# Beards and respirators



## Navyguy (Mar 15, 2010)

It really depends on the environment and the type of respirator you will get / need.

If it is a "re-breathing" type; the type that either takes your exhaled breath and filters it (Chemox) or if you are drawing air from outside the mask, then you need to have a seal to prevent infiltration.

If it is a "positive air flow" type; the type that comes with a tank and puts air into your breathing mask / hood, then the seal is less important.

When I was a maintenance supervisor, we had ammonia refrigeration system; all the mechanics that worked on it had to be fit tested and needed to be clean shaven for every shift. Although we had a positive air flow system for prolonged exposure, all the emergency / escape masks were the seal type.

On the Navy ship(s) everyone is clean shaven...

Cheers
John


----------



## CoolWill (Jan 5, 2019)

It's fundamentally a matter of balancing the desire to stay healthy with the deaire to have the money. If shaving your beard is worth it to you, do it. But if you value your face hair, tell them to pound walnuts.


----------



## just the cowboy (Sep 4, 2013)

Depends on their rules, the guys I work with Shave for the once a year test. They have full beards all year round. They just keep the stuff to shave if needed IF they have to go into a situation that requires one.


----------



## drsparky (Nov 13, 2008)

I keep a beard because I am ugly and it hides some of the ugliness.:thumbup1:


----------



## B-Nabs (Jun 4, 2014)

Well it looks like if I want to take this job I'll have to shave. Unless I want to spend a couple grand on a powered respirator. Which I don't. 

Sent from my SM-G920W8 using Tapatalk


----------



## zac (May 11, 2009)

B-Nabs said:


> Well it looks like if I want to take this job I'll have to shave. Unless I want to spend a couple grand on a powered respirator. Which I don't.
> 
> Sent from my SM-G920W8 using Tapatalk


Sorry B...I always thought you were a chick! [emoji23][emoji23][emoji23][emoji23]

Sent from my SM-G950U using Tapatalk


----------



## B-Nabs (Jun 4, 2014)

zac said:


> Sorry B...I always thought you were a chick! [emoji23][emoji23][emoji23][emoji23]
> 
> Sent from my SM-G950U using Tapatalk


I mean, who says I'm not? 

Sent from my SM-G920W8 using Tapatalk


----------



## cloudy33 (Nov 6, 2019)

Too bad mine was not that thick but opted to shave it.


----------



## JRaef (Mar 23, 2009)

I sport a beard, my wife threatens to leave me every time I have to shave it off. But occasionally I have to do refinery work in areas where I am required to carry a rescue respirator, so no beards allowed. I shave it off, do the project, then start growing it back before she finds a lawyer.


----------



## joebanana (Dec 21, 2010)

JRaef said:


> I sport a beard, my wife threatens to leave me every time I have to shave it off. But occasionally I have to do refinery work in areas where I am required to carry a rescue respirator, so no beards allowed. I shave it off, do the project, then start growing it back before she finds a lawyer.

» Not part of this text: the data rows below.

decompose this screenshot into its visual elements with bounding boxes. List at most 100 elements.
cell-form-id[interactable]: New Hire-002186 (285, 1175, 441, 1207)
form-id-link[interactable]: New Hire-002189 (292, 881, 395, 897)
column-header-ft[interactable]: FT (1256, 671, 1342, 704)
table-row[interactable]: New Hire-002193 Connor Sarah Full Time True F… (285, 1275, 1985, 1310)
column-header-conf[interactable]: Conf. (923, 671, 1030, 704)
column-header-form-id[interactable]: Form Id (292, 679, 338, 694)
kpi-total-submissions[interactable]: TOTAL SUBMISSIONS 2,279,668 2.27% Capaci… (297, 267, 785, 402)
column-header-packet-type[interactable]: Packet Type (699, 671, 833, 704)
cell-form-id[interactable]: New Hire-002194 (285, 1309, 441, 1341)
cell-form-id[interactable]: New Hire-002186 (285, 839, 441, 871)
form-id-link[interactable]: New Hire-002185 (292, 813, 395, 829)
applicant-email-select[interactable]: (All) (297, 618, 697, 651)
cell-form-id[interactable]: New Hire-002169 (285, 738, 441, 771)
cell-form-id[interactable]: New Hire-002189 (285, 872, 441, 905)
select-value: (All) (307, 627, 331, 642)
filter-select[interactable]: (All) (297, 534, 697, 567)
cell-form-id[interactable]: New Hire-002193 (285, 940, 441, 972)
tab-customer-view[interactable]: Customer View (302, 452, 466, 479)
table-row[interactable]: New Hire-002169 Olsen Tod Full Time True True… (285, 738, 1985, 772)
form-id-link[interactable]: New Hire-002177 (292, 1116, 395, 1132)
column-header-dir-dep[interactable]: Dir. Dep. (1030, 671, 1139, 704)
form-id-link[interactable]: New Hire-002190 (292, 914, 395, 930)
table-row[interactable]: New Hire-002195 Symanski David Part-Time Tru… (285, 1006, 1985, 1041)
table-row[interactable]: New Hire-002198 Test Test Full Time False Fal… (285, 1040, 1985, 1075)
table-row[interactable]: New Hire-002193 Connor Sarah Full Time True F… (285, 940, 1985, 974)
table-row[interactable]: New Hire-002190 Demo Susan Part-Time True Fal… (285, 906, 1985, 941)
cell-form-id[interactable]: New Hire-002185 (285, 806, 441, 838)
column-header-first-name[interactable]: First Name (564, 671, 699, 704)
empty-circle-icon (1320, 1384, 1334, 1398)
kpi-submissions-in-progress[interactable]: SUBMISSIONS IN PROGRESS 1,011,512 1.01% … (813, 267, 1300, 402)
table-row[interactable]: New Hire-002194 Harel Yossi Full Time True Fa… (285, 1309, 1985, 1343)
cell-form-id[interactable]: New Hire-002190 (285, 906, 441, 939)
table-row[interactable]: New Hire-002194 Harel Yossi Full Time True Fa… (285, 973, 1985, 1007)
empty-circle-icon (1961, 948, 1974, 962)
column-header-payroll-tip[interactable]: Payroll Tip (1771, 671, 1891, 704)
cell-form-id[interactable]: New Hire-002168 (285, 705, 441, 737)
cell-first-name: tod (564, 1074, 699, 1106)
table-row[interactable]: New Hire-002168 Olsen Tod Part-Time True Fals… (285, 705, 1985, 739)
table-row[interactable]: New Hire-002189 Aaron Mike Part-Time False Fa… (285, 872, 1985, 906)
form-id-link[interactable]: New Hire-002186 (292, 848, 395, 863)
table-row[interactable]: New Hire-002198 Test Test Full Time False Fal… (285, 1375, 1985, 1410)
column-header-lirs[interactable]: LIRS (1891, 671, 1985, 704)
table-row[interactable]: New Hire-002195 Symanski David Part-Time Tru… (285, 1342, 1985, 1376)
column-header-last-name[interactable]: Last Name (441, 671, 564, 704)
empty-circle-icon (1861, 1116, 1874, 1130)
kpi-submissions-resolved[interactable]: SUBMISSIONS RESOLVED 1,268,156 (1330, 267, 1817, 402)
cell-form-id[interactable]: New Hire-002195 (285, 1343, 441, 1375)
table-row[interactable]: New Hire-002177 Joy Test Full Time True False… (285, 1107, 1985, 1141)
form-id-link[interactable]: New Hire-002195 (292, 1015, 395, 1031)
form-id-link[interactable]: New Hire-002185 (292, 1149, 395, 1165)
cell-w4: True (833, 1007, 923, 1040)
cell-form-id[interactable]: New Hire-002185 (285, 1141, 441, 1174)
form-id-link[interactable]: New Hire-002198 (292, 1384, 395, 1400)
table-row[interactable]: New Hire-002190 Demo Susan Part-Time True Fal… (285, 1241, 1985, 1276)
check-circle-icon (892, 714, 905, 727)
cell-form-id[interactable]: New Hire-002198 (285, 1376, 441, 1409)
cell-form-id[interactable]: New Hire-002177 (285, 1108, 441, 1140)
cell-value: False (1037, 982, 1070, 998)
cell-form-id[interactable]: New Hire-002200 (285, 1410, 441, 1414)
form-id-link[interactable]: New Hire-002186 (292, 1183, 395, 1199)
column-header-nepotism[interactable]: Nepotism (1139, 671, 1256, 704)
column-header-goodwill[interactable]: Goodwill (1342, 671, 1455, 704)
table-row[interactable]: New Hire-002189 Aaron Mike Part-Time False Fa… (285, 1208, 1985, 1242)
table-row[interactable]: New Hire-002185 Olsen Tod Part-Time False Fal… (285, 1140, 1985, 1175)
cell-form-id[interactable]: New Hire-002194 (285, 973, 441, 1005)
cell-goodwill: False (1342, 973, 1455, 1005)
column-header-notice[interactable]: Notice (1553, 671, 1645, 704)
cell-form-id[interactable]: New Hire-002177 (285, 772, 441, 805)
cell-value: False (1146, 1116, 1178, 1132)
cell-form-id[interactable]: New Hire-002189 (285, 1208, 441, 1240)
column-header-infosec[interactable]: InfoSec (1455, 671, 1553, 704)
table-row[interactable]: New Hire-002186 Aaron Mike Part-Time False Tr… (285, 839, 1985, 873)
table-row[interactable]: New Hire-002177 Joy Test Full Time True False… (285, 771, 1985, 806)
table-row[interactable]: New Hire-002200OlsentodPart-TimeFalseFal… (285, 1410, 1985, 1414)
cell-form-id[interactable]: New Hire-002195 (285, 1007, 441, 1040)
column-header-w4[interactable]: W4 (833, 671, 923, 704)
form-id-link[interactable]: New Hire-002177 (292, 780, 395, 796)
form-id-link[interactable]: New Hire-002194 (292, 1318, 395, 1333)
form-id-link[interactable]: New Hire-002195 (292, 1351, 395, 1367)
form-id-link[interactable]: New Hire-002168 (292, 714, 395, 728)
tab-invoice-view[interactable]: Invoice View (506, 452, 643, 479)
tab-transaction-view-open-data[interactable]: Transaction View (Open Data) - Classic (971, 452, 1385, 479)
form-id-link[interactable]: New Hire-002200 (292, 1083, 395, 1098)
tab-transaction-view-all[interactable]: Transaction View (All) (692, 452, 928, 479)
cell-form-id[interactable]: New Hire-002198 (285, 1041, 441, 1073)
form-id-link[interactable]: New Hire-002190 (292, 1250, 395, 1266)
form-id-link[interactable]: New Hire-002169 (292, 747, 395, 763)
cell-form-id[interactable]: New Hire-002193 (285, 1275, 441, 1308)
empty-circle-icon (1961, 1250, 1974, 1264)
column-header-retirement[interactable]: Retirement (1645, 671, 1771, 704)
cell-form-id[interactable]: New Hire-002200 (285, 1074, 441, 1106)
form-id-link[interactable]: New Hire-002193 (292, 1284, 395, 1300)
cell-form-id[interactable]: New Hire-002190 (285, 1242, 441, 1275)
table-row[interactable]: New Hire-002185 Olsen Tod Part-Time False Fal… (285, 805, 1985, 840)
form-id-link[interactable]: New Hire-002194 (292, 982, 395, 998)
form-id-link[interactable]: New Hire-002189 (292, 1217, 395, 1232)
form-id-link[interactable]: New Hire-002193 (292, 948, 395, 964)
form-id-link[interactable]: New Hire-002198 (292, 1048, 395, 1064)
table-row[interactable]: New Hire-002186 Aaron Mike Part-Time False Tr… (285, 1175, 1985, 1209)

My ol lady is just the opposite, threatens to shave me in my sleep if I get too fuzzy. She was happy when I was doing refinery work because of the "no facial hair" policy. It was the Nomex coveralls in the summer, over the long sleeved shirt, that really sucked.


----------



## just the cowboy (Sep 4, 2013)

B-Nabs said:


> Well it looks like if I want to take this job I'll have to shave. Unless I want to spend a couple grand on a powered respirator. Which I don't.
> 
> Sent from my SM-G920W8 using Tapatalk


I got my MSA full face powered one on e bay for $250 new


----------



## MechanicalDVR (Dec 29, 2007)

My wife says she is used to me having a goatee but all our female friends tell me they love it...hence it stays. 

If you get the mask cowboy was talking about you're good and a positive flow mask is king.


----------